Gather every document before you visit the Driver Services facility or attend your hearing. Missing one required piece sends you home empty-handed and resets your timeline. The Secretary of State publishes checklists on ilsos.gov specific to each suspension type — download the checklist for your trigger and verify you have every item before you go.
If multiple suspension orders stacked while your license was out, you must resolve each one independently. The Secretary of State will not reinstate your license until every suspension and revocation on your record has been cleared and every associated fee has been paid. Check your driving record abstract before applying for reinstatement to confirm no additional holds exist.

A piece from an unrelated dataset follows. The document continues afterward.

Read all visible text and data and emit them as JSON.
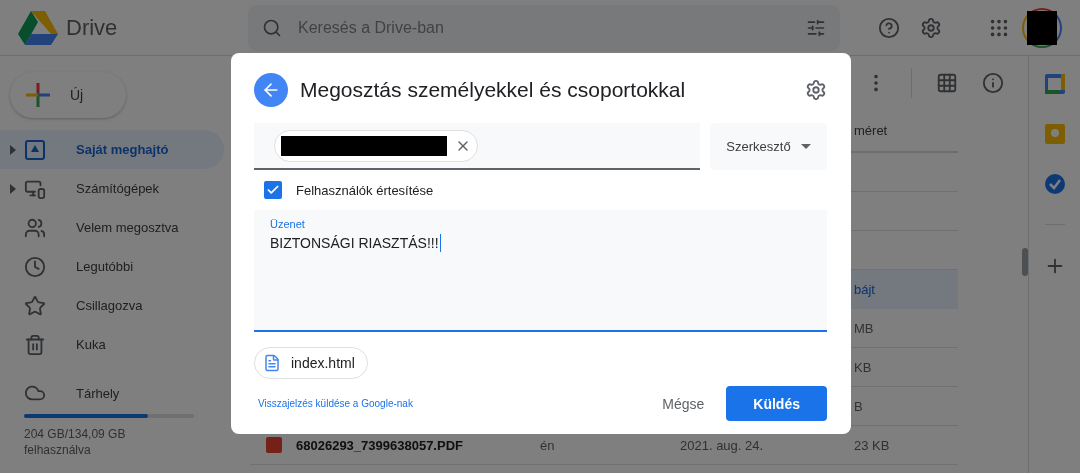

Illinois SR-22 Filing Period
3 years
Most DUI-related suspensions and insurance lapse suspensions require SR-22 filing for three years after reinstatement. Your insurer files the SR-22 certificate electronically with the Secretary of State. If your policy lapses or is cancelled during the three-year period, the Secretary of State receives automatic notification and will suspend your license again.
625 ILCS 5/7-602
Timing Windows and Processing Delays
Administrative suspensions that end automatically restore the same day you visit a Driver Services facility, assuming you bring all required documentation and pay the reinstatement fee. No waiting period applies once the suspension period has expired. Judicial revocation hearings introduce significant timing variability. Informal hearings are walk-in and may be resolved the same day if the hearing officer approves your petition on the spot. Formal hearings are scheduled weeks or months out depending on Secretary of State case volume. After a formal hearing, the hearing officer may issue a decision immediately or take the case under advisement and mail a written decision within 30 to 60 days.

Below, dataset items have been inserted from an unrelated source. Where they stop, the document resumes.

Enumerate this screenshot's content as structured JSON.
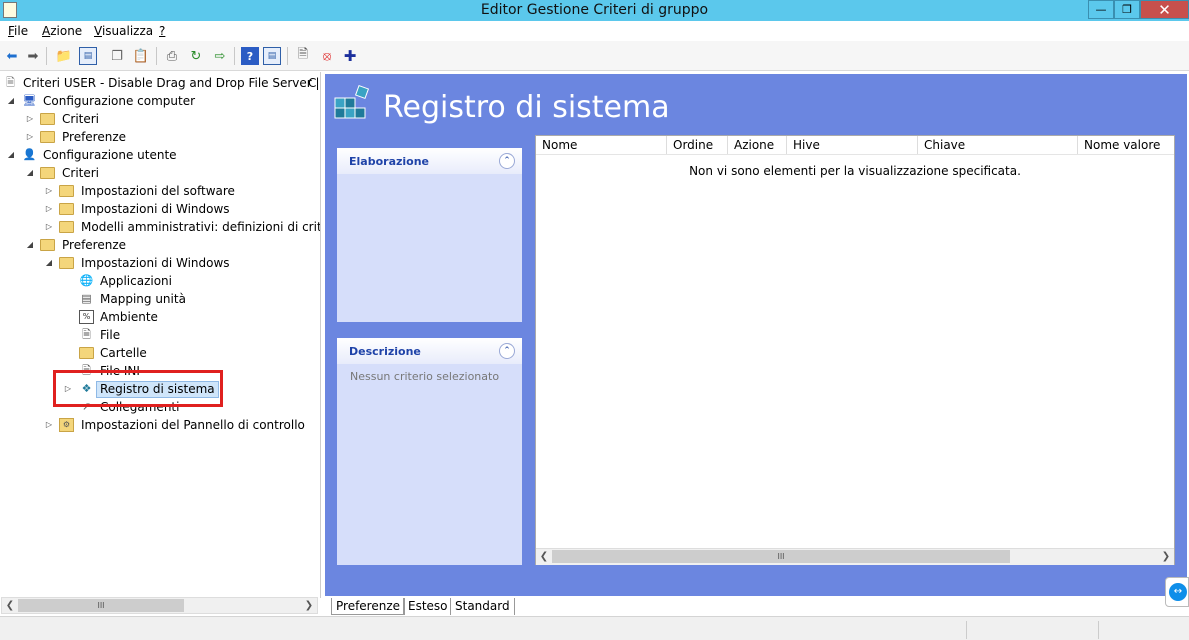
{
  "window": {
    "title": "Editor Gestione Criteri di gruppo",
    "minimize": "—",
    "maximize": "❐",
    "close": "✕"
  },
  "menu": {
    "items": [
      {
        "label": "File",
        "accel": "F"
      },
      {
        "label": "Azione",
        "accel": "A"
      },
      {
        "label": "Visualizza",
        "accel": "V"
      },
      {
        "label": "?",
        "accel": "?"
      }
    ]
  },
  "toolbar": {
    "icons": [
      "back-arrow-icon",
      "forward-arrow-icon",
      "up-folder-icon",
      "show-hide-tree-icon",
      "copy-icon",
      "paste-icon",
      "print-icon",
      "refresh-icon",
      "export-list-icon",
      "help-icon",
      "properties-icon",
      "show-details-icon",
      "stop-icon",
      "add-icon"
    ]
  },
  "tree": {
    "root": "Criteri USER - Disable Drag and Drop File Server |",
    "root_suffix": "C",
    "nodes": {
      "configurazione_computer": "Configurazione computer",
      "criteri_1": "Criteri",
      "preferenze_1": "Preferenze",
      "configurazione_utente": "Configurazione utente",
      "criteri_2": "Criteri",
      "impostazioni_software": "Impostazioni del software",
      "impostazioni_windows_1": "Impostazioni di Windows",
      "modelli_amministrativi": "Modelli amministrativi: definizioni di criteri (f",
      "preferenze_2": "Preferenze",
      "impostazioni_windows_2": "Impostazioni di Windows",
      "applicazioni": "Applicazioni",
      "mapping_unita": "Mapping unità",
      "ambiente": "Ambiente",
      "file": "File",
      "cartelle": "Cartelle",
      "file_ini": "File INI",
      "registro_sistema": "Registro di sistema",
      "collegamenti": "Collegamenti",
      "impostazioni_pannello": "Impostazioni del Pannello di controllo"
    }
  },
  "main": {
    "title": "Registro di sistema",
    "panels": {
      "elaborazione": {
        "title": "Elaborazione"
      },
      "descrizione": {
        "title": "Descrizione",
        "text": "Nessun criterio selezionato"
      }
    },
    "columns": [
      "Nome",
      "Ordine",
      "Azione",
      "Hive",
      "Chiave",
      "Nome valore"
    ],
    "empty_message": "Non vi sono elementi per la visualizzazione specificata.",
    "scrollbar_grip": "III"
  },
  "tabs": [
    "Preferenze",
    "Esteso",
    "Standard"
  ],
  "colors": {
    "titlebar": "#5bc8ec",
    "close_button": "#c7504c",
    "content_blue": "#6b86e0",
    "panel_bg": "#d6defa",
    "highlight_box": "#e0201f"
  }
}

If your formal hearing petition is denied, Illinois statute imposes mandatory waiting periods before you can reapply. First-time DUI revocation denials typically require a six-month waiting period. Multiple-offense DUI denials may impose waiting periods of one year or longer. These waiting periods are non-negotiable and restart every time a petition is denied. Budget extra time if your case involves aggravating factors like refusal to submit to chemical testing, accidents causing injury, or prior revocations.
Get Coverage That Meets Illinois Filing Requirements
If your suspension or revocation requires SR-22 filing, secure coverage before you apply for reinstatement. The Secretary of State will not process your reinstatement without proof your insurer filed the SR-22 certificate electronically. Most standard carriers do not write SR-22 policies for drivers with DUI convictions or multiple suspensions. You need a carrier that specializes in high-risk coverage and operates in Illinois. Dairyland, Bristol West, The General, Progressive, and GAINSCO all write SR-22 policies in Illinois and offer non-owner SR-22 options if you do not currently own a vehicle. Non-owner policies satisfy Illinois SR-22 filing requirements for drivers who need coverage to reinstate but will not be driving a household vehicle regularly. Compare rates from multiple carriers before you commit — SR-22 premiums vary significantly by violation type, age, and county, and the first quote you receive is rarely the lowest available.